Mercedes-Benz X-class review

Date: Tuesday, May 08, 2018

Key Rival: VW Amarok
On Sale: January 2018

The UK’s pick-up truck market has been travelling upmarket for years and is dominated by double-cab lifestyle models delivered in escalating levels of trim.

This trend is so pervasive that the humble single-cab workhorse truck has now become something of an anachronism and a body style that some truck manufacturers no longer even offer – among them Volkswagen, with its Amarok, Nissan, with its Navara, Fiat Professional, with its Fullback, or Ssangyong, with its Musso.

Another place where you definitely won’t find a single-cab derivative is in a Mercedes-Benz showroom where the brand’s debut pick-up, the X-Class, has recently taken up residence.

The X-Class represents, arguably, the pinnacle in pick-up luxury – Mercedes certainly thinks so, and it is a claim that only the Volkswagen Amarok could realistically dispute.

Operating

Starting from £27,310 (all prices exclude VAT) for the X220 d4Matic six-speed manual Pure and rising to £34,100 for the flagship X250 seven-speed auto Power driven here, the X-Class is not cheap. By comparison VW’s Amarok line-up goes from £26,255 to £31,995. Market leader Ford’s top-of-the-range Ranger Wildtrak auto, meanwhile tops out at £28,441.

But with pick-up trucks the cost benefit comes in the tax breaks. So long as the payload exceeds 1.0t, which, naturally, they all do, then business customers can claim back the VAT and also enjoy a far lower, and fixed, rate of benefit-in-kind tax. At £3,230 this works out at £646 a year for the 20% tax band or £1,292 for the 40% band.

For this reason Merc reckons most of its customers will be existing pick-up operators transferring from other brands where they already take advantage of the tax regime rather than customers coming out of SUVs.

Interior and equipment

While the X-Class is based on Nissan’s thoroughly competent Navara and shares its 2.3-litre engine (with outputs of either 163hp or the 190hp tested here) – and multi-link suspension with solid rear axle as well as retaining rear-wheel drive in conjunction with selectable four-wheel drive - Mercedes has raised the bar in terms of comfort and refinement. The upper body is Mercedes’ own and is 50mm wider than that of the Navara while the track has been extended by 70mm.

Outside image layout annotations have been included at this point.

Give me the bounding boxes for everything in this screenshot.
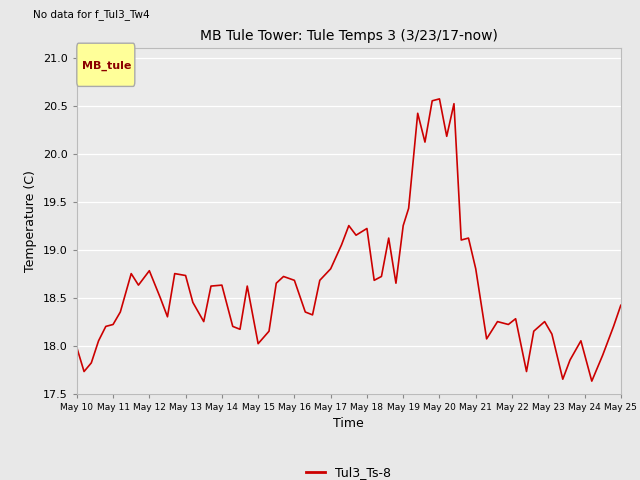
Text: No data for f_Tul3_Tw4: No data for f_Tul3_Tw4 bbox=[33, 9, 150, 20]
Y-axis label: Temperature (C): Temperature (C) bbox=[24, 170, 38, 272]
Title: MB Tule Tower: Tule Temps 3 (3/23/17-now): MB Tule Tower: Tule Temps 3 (3/23/17-now… bbox=[200, 29, 498, 43]
Legend: Tul3_Ts-8: Tul3_Ts-8 bbox=[301, 461, 396, 480]
X-axis label: Time: Time bbox=[333, 417, 364, 430]
Text: MB_tule: MB_tule bbox=[81, 61, 131, 72]
FancyBboxPatch shape bbox=[77, 43, 135, 86]
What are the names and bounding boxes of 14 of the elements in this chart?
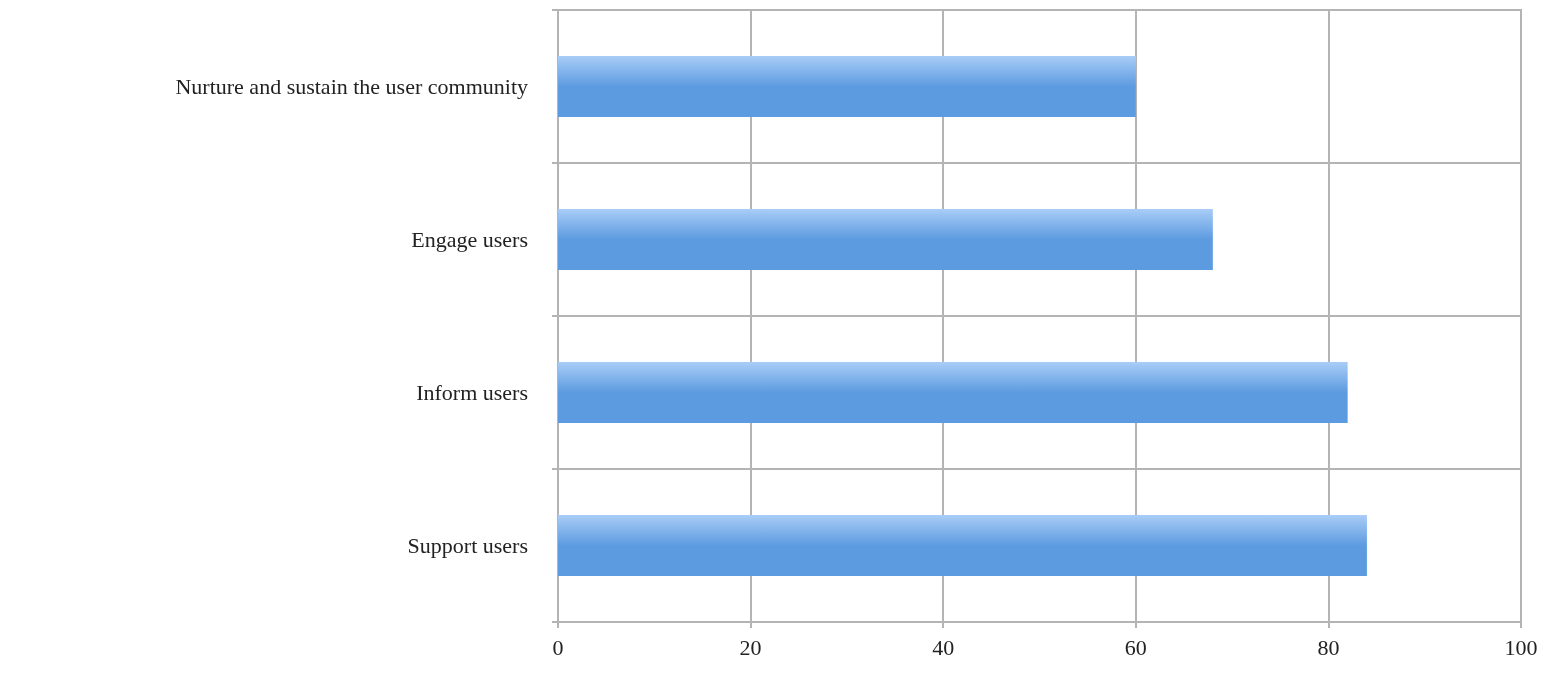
- y-tick-label: Inform users: [416, 380, 528, 405]
- x-tick-label: 60: [1124, 634, 1147, 660]
- bar: [558, 208, 1213, 271]
- x-tick-label: 0: [552, 634, 564, 660]
- bar: [558, 514, 1367, 577]
- x-tick-label: 100: [1504, 634, 1538, 660]
- y-tick-label: Nurture and sustain the user community: [175, 74, 528, 99]
- x-tick-label: 20: [739, 634, 762, 660]
- y-tick-label: Support users: [407, 533, 528, 558]
- x-tick-label: 80: [1317, 634, 1340, 660]
- x-tick-label: 40: [932, 634, 955, 660]
- y-tick-label: Engage users: [411, 227, 528, 252]
- bar: [558, 361, 1348, 424]
- bar: [558, 55, 1136, 118]
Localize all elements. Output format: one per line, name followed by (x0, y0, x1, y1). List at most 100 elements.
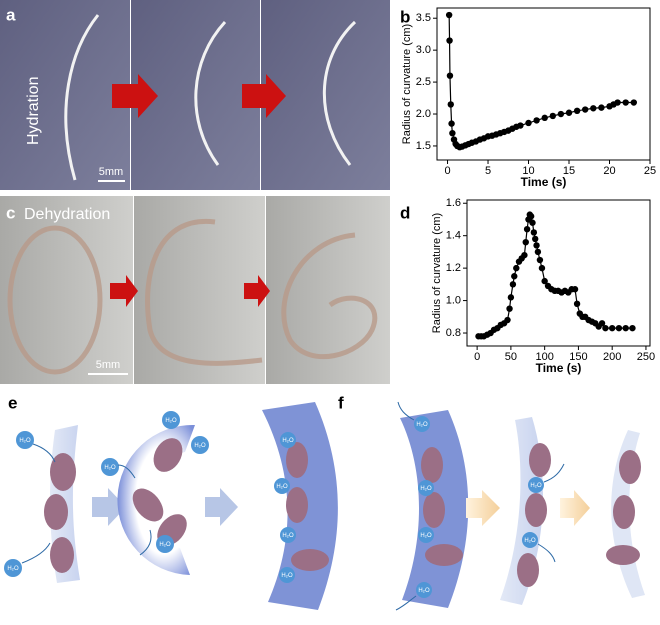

Interior quality is excellent with comfortable suede-finish seats and classy surface materials, although there is some tough, robust-looking hard plastic on the lower portion of the dashboard that should withstand scuffs from outdoor boots.

One gripe is that there is very little storage space for items such as a wallet or mobile phone.

A generous helping of standard safety kit includes autonomous emergency braking, lane-keeping assist, traffic sign recognition, hill-start assist and a reversing camera.

Mercedes has augmented the Power specification with a raft of features including painted bumpers with a chrome under guard, chrome rear bumper with an integrated step, LED headlights with a cleaning system, keyless ignition, eight-way adjustable driver and front passenger seats, leather upholstery and dash, and 18in alloys.

As part of the £1,345 Style Package, we got 19in alloys, privacy glass, electric rear windows, running boards, which help getting in and out, and roof rails.

A feature inherited from the Navara that we would recommend is the excellent 360° camera that comes as with the £570 Parking Package. It succeeds in making tight inner-city maneouvres a stress-free experience.

Engine and gearbox

Engine noise is impressively suppressed even at motorway speeds and the X-Class also handles reassuringly well on winding roads when pushed hard. The 190hp engine provides decent enough power and works smoothly with the seven-speed auto transmission, but both fall a little short in comparison with the 224hp V6 Amarok with eight-speed automatic transmission.

This may change when Mercedes launches its own V6 350 258hp X-Class in mid-2018. Like the Amarok, this too will come with permanent all-wheel drive.

Even with the 190hp engine, the X-Class will not win any prizes as an eco-warrior. It’s official 35.8mpg and 207g/km CO2 compare with the 224hp Amarok’s 36.2mpg and CO2 of 204g/km.

The X350 3.0-litre V6 will offer returns of 31.3mpg with 237g/km CO2.

Mercedes-Benz X250 d 4Matic Power

Price (ex VAT)    £34,100
Price range (ex VAT)    £27,310-£34,100
Insurance  Group    38E (est)
Warranty    2yrs/100,000mls
Service intervals    18,000mls
Load length    1,587mm
Load width (min/max)     1,130/1,560mm
Load bay height     431mm
Gross payload     1,066kg
Engine size/power     2,298cc/190hp
Combined fuel economy    35.8mpg
CO2     207g/km


Verdict


The X-Class does not set out to be a frugal workhorse but raises the bar for pick-up luxury and will win plenty of friends at the top end of the lifestyle sector.